One of the hazards of having a society where all religion is voluntary and all religious institutions have to go out for business is that there is often a conflation of the ethical and the aesthetic.
On the laity side, people often choose churches on the basis of aesthetics, what the sanctuary looks like, what music is in the service, the level of liturgical folderol (to use a WFTD from this week :> ). This is because the congregant is going to believe that s/he wants to believe--at best, because s/he is led by God to believe, at worst because s/he wants to believe what s/he wants to believe.

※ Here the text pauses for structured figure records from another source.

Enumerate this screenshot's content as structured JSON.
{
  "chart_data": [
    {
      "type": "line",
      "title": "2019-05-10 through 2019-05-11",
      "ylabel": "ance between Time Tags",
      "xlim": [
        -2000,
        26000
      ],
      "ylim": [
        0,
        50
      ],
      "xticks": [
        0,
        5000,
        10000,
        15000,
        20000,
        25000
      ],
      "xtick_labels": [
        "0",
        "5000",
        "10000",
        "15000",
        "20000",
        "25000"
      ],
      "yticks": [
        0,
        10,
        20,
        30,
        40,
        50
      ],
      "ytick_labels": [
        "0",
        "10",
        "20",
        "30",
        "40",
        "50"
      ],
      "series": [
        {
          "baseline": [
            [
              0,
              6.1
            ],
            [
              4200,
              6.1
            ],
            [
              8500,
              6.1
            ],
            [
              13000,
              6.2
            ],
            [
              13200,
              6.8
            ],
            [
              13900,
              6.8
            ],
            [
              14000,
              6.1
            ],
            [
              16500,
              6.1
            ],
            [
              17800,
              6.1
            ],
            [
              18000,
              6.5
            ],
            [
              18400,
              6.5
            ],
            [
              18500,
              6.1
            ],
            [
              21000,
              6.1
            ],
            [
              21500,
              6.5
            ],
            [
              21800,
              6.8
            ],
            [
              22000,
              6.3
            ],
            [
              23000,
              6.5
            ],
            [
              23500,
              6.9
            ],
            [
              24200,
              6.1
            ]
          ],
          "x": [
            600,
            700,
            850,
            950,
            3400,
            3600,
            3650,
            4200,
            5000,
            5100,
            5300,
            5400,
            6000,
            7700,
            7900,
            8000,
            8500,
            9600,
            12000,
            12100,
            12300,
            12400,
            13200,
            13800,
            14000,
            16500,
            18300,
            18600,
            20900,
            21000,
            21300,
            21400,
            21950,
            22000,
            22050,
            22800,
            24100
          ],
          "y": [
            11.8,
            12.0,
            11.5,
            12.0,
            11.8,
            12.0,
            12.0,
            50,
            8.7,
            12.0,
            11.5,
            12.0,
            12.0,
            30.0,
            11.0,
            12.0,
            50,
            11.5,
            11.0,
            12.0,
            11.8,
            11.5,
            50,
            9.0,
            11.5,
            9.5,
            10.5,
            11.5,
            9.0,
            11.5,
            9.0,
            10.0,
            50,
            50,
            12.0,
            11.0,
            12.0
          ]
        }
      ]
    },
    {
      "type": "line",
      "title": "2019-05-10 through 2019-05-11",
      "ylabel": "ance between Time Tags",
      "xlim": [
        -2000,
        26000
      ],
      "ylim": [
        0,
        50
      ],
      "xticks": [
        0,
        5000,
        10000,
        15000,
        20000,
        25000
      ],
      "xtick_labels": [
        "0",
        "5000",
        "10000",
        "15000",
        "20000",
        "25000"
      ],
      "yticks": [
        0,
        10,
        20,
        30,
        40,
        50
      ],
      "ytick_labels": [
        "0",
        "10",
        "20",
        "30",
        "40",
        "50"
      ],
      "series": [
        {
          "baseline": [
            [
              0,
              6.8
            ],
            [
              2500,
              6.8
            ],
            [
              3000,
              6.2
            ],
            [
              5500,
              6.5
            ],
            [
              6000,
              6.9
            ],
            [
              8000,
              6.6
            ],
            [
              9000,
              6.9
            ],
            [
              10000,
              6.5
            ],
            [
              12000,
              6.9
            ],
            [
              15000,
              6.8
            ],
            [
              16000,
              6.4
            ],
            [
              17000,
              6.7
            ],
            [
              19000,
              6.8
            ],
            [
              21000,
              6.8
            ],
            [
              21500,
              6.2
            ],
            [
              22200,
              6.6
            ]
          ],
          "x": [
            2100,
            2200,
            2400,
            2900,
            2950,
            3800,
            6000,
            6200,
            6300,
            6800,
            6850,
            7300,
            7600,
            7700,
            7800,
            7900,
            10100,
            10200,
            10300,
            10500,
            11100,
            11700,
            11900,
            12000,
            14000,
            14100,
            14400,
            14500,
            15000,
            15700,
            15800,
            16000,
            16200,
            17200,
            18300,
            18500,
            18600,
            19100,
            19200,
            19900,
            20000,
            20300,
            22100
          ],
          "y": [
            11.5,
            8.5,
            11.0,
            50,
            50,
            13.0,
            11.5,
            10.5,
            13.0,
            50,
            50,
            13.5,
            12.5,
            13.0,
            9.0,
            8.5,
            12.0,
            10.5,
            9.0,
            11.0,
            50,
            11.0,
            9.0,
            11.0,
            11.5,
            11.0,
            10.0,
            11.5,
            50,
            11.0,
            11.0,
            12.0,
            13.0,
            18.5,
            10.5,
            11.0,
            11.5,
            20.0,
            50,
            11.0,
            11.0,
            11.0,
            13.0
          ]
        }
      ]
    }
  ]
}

On the clerical side, this creates a dilemma: what compromises for the sake of marketing are aesthetic and adiaphora, and what compromises would be ethical and leading to heterodoxy or heresy. There is, e.g., a huge difference between a church deciding to compromise with society and allow altar girls, or whether to compromise with society and support Planned Parenthood. A church that compromises with society on Planned Parenthood does not deserve to be called Christian, regardless of what other label it carries. But whether a church has only altar boys, or allows altar girls, or only the clergy, or maybe even decides not to have an altar--though I'm willing to quibble on that one--that is the type of question where the dilemma of American voluntary churches arises.
As always, you live in an anti-Catholic dream world. Dream on, friend.